Big deal? Yeah, I think so, because it removes the main reason why you’re not using a different language to begin with. You can develop your web apps in any language you desire. This isn’t anything new. That cross compiling (“transpiling”) concept has been evolving on the web for about five years now. And it’s not a new concept either, don’t get me wrong, but on the web it’s only been evolving the last few years. The game changer now is that since you’ll need to compile your ES6 to ES5, anyways, what’s stopping you from using any other language? ES5 is “Turing Complete”. That means it can do anything that any other language that is also Turing Complete can do. Meaning you could write your business logic in C, Perl, Java, or Forth, and run it in the browser. Bonus points for using source maps so you can debug your original code while the browser runs it as ES5, wowzers.
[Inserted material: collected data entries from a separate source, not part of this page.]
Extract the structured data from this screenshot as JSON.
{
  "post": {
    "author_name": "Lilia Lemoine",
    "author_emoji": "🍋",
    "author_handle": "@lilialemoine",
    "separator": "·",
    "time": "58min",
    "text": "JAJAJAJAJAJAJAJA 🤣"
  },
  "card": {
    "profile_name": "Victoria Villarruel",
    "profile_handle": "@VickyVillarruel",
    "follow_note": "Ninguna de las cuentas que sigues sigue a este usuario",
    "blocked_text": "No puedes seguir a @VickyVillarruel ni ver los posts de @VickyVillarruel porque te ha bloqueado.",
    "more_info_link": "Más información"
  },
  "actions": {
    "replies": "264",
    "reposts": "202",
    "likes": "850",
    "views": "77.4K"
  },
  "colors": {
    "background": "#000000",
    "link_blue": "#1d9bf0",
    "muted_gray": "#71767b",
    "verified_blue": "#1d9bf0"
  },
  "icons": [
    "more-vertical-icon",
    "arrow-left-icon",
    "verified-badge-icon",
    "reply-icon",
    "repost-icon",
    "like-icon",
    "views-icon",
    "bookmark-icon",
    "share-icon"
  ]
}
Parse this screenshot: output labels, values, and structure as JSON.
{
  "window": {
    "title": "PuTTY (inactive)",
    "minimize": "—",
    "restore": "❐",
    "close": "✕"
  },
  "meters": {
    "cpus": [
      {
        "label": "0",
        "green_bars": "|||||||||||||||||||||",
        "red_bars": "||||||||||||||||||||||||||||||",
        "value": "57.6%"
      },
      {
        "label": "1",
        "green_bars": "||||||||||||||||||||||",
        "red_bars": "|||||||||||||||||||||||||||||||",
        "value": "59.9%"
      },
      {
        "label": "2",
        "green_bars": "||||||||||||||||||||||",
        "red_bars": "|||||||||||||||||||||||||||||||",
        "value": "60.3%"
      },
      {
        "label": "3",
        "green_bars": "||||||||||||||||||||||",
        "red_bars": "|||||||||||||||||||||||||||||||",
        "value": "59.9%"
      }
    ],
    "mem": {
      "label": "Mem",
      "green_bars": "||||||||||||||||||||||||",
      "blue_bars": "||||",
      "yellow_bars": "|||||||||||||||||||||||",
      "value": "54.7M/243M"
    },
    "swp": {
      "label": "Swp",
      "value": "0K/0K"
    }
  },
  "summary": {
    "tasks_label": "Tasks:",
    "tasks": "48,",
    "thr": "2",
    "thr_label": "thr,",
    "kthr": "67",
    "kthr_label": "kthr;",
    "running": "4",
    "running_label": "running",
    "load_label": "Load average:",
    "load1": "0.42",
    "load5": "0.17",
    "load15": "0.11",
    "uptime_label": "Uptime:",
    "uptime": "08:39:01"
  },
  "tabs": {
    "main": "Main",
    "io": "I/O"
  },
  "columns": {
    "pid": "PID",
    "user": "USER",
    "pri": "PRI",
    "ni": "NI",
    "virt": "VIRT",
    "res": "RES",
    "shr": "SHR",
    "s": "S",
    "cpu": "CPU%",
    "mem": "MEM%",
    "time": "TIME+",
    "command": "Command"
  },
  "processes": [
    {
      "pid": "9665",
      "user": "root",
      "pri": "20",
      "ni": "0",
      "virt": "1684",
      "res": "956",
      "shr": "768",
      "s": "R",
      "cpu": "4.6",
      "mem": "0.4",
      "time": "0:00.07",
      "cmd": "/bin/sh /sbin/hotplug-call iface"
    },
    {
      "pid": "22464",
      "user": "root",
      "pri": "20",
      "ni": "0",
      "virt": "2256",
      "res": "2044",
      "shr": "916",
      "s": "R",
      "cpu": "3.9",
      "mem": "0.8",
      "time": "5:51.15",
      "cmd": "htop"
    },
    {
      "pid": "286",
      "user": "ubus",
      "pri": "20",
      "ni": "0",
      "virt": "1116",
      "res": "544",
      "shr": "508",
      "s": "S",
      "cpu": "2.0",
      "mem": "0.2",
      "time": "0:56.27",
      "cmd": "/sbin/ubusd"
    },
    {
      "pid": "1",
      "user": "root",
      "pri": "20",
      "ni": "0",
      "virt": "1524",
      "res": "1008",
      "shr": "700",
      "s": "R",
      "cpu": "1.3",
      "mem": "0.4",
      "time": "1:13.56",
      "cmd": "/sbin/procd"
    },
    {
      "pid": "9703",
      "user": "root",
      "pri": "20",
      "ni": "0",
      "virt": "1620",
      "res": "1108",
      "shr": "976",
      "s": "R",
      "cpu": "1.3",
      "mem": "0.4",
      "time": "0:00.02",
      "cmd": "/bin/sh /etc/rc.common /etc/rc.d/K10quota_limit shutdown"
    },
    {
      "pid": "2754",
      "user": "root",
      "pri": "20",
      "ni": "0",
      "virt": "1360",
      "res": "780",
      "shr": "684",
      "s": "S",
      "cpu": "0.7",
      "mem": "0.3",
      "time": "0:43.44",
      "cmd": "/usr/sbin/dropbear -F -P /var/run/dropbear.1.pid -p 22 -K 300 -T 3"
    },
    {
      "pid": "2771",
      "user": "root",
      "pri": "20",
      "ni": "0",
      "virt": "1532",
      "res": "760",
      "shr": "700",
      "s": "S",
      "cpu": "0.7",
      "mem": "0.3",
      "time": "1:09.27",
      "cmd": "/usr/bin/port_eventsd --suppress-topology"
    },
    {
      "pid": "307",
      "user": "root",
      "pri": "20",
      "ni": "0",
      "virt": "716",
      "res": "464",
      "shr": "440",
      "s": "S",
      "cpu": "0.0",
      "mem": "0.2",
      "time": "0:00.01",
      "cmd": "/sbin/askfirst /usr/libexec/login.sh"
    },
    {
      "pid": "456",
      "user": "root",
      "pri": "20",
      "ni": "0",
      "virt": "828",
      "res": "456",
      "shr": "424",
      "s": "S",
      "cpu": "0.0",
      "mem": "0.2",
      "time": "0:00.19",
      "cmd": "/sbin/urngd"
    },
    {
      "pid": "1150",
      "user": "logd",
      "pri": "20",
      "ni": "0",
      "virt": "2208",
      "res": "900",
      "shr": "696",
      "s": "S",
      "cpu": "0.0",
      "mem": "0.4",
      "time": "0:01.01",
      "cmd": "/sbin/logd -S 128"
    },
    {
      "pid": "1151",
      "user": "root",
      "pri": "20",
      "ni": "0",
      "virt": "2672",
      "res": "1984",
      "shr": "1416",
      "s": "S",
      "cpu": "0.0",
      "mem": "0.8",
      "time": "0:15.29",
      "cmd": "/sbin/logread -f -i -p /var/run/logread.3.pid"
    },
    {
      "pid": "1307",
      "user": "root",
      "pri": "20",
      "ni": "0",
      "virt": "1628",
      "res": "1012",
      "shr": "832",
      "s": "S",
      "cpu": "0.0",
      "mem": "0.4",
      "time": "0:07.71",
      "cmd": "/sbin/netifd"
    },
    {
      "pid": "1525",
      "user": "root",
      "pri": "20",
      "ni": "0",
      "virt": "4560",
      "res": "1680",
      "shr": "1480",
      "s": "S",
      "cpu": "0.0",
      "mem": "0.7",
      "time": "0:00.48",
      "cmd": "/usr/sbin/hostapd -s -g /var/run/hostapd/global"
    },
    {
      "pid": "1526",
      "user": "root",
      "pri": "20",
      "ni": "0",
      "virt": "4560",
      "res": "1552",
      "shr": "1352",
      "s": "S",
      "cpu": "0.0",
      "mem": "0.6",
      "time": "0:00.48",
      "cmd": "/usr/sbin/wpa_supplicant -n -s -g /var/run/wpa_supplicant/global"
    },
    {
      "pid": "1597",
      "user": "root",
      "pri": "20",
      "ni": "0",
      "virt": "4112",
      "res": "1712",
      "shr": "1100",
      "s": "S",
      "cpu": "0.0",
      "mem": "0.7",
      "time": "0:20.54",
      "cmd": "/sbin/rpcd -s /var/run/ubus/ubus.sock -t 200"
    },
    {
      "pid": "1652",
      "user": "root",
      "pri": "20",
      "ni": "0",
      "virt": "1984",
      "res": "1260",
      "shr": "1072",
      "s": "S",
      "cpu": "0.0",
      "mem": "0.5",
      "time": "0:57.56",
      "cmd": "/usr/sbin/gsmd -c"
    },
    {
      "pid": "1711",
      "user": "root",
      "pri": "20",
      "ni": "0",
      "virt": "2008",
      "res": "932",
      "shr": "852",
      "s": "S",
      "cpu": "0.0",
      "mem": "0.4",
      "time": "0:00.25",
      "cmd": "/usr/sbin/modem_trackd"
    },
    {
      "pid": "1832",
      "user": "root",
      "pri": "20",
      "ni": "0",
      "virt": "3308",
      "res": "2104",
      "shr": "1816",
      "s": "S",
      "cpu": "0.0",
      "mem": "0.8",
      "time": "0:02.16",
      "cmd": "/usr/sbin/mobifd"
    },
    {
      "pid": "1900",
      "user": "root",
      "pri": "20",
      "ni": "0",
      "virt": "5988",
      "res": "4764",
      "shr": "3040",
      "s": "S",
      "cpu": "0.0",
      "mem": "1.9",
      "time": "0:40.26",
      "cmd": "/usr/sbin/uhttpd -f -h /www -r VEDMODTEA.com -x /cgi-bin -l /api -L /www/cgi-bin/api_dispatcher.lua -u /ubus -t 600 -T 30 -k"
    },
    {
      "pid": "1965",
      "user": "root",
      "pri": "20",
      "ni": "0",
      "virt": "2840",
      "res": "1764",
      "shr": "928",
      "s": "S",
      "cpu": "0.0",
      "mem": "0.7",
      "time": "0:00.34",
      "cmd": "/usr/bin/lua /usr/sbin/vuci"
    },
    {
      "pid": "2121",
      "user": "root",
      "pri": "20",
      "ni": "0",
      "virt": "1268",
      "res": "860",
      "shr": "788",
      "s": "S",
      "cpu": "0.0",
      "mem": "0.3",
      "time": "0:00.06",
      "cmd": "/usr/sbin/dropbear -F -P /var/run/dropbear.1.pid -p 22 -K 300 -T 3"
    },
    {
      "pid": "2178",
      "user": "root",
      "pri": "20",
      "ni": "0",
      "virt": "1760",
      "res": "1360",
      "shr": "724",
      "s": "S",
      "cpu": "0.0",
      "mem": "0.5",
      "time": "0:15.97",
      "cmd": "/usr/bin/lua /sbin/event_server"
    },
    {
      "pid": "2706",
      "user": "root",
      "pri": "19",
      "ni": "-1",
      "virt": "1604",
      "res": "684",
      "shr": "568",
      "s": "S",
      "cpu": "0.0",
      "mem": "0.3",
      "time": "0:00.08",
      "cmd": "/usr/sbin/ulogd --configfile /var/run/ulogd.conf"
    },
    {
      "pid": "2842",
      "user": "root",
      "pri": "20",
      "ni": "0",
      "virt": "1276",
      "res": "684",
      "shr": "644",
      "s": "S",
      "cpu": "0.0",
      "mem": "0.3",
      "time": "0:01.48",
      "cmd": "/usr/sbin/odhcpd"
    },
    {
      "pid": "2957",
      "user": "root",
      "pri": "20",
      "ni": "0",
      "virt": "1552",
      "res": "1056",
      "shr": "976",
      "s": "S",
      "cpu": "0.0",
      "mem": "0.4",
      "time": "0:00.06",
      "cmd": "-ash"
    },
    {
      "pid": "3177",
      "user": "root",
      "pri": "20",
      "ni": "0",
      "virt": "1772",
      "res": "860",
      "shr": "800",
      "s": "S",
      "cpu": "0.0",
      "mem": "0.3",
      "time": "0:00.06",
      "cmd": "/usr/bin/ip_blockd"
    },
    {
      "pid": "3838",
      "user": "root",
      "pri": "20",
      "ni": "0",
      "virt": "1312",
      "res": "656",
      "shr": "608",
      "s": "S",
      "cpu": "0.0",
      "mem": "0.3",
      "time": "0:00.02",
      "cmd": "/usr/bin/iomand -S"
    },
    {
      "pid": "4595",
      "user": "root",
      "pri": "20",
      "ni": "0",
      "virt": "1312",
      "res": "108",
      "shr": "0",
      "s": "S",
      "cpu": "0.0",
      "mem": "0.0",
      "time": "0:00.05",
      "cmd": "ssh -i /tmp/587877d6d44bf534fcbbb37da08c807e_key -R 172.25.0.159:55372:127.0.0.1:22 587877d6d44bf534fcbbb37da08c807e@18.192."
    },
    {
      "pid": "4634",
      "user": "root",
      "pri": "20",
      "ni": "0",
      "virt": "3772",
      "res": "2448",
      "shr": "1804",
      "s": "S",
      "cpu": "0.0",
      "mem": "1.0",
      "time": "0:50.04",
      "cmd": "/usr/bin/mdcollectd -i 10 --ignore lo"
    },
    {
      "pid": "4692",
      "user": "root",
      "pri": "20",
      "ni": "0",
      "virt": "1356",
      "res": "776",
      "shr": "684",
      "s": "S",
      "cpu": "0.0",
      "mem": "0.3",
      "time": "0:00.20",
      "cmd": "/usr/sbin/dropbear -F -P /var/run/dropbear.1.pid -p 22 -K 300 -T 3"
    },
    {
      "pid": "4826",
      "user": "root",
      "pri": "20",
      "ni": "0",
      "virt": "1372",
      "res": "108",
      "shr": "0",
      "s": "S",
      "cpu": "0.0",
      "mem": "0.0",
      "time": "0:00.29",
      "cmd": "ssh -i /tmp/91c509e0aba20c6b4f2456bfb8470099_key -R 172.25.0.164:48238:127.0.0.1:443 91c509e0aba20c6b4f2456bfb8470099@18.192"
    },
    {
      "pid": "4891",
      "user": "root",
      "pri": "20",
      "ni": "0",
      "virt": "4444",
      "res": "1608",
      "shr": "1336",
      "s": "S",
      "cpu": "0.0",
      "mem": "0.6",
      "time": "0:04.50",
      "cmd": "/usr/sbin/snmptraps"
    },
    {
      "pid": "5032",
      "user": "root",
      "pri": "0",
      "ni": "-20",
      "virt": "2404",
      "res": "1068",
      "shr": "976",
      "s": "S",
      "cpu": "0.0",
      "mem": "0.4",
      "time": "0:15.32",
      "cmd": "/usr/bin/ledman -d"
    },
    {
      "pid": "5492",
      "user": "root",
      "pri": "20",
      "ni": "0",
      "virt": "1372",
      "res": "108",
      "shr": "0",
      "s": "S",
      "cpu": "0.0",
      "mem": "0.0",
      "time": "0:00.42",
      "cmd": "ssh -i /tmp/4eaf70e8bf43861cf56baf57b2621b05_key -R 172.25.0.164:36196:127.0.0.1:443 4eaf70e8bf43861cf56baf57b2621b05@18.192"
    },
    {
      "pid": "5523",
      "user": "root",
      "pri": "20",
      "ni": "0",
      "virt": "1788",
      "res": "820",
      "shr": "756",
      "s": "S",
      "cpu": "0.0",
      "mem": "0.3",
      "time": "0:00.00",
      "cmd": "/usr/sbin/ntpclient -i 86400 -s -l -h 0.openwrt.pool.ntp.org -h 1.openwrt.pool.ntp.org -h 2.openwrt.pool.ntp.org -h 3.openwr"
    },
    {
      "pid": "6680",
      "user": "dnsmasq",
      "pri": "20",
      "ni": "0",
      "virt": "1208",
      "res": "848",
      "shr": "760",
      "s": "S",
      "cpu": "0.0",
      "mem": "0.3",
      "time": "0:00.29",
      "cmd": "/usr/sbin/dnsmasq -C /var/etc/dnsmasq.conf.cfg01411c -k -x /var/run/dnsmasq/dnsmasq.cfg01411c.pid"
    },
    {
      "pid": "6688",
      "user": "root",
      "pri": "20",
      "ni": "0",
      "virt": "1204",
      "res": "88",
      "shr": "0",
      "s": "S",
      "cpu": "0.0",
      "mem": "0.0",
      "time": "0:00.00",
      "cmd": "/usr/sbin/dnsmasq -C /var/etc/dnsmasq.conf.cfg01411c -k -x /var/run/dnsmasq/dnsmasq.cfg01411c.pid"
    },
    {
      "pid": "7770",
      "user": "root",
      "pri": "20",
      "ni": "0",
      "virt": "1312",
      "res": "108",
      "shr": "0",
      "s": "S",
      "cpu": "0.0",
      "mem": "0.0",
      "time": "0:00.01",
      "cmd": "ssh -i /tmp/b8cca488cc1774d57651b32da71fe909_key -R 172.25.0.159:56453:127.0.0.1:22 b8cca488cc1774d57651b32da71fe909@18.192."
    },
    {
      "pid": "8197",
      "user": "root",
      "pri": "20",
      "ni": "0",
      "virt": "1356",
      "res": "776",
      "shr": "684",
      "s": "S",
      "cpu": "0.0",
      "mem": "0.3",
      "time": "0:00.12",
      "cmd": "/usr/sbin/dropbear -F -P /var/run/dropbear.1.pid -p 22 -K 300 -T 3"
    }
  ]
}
It’s not _that_ cut and dried, though. Yes you can cross-compile any other language to ES5 but some languages will require a bunch of libraries to do exactly whatever the hell it is they do. Forth, for example, will require some kind of stack management. C will require pointer maintenance. And Java will require super long identifier support (hur hur). It really depends on the language and some languages are more suited to compile to ES5 than others. But that’s besides the point, they can so why wouldn’t you if you feel more comfortable in another language? Why speak English if your native language is Flemish and there’s a perfect translator available for it?
Well, there’s performance. But you weren’t caring about performance when you were considering to write ES6. Most of the new features are horribly slow and will remain so for a long time. It took browsers some fifteen years to get ES5 to the performance levels of today. You think ES6 will match that performance in matter of months? Nope nope nope. So with performance out of the window there’s only the principle of language left.
I would argue that it really doesn’t matter anymore. The current development pipeline requires so many build steps, anyways, that the actual language to develop in becomes a second class citizen. Yes, in the long run ES6 will become viable out-of-the-box but then there’s ES7, and ES8, and ES2025. It’s ironic, but I think in a way this new ES release cycle is cannibalizing the language. And I’m okay with that. I’ve seen it coming for a while and I think this is the pivotal moment. ES5 will become some kind of “universal web assembly”, not to be confused with actual web assembly, which may dumb down to something like “asm.js”, also not to be confused with web assembly. Then later, it may slowly be migrated to actual web assembly, which looks pretty cool but is pretty cutting edge for the time being.
“There is so much in this world that I do not understand. See that machine? It has something to do with recycling our water supply. I have absolutely no idea how it works. But I do understand the reason for it to work.” — Councilor Harmann. I may not be The One, but I can be the guy that builds water supply recycling machines. And that’s okay too.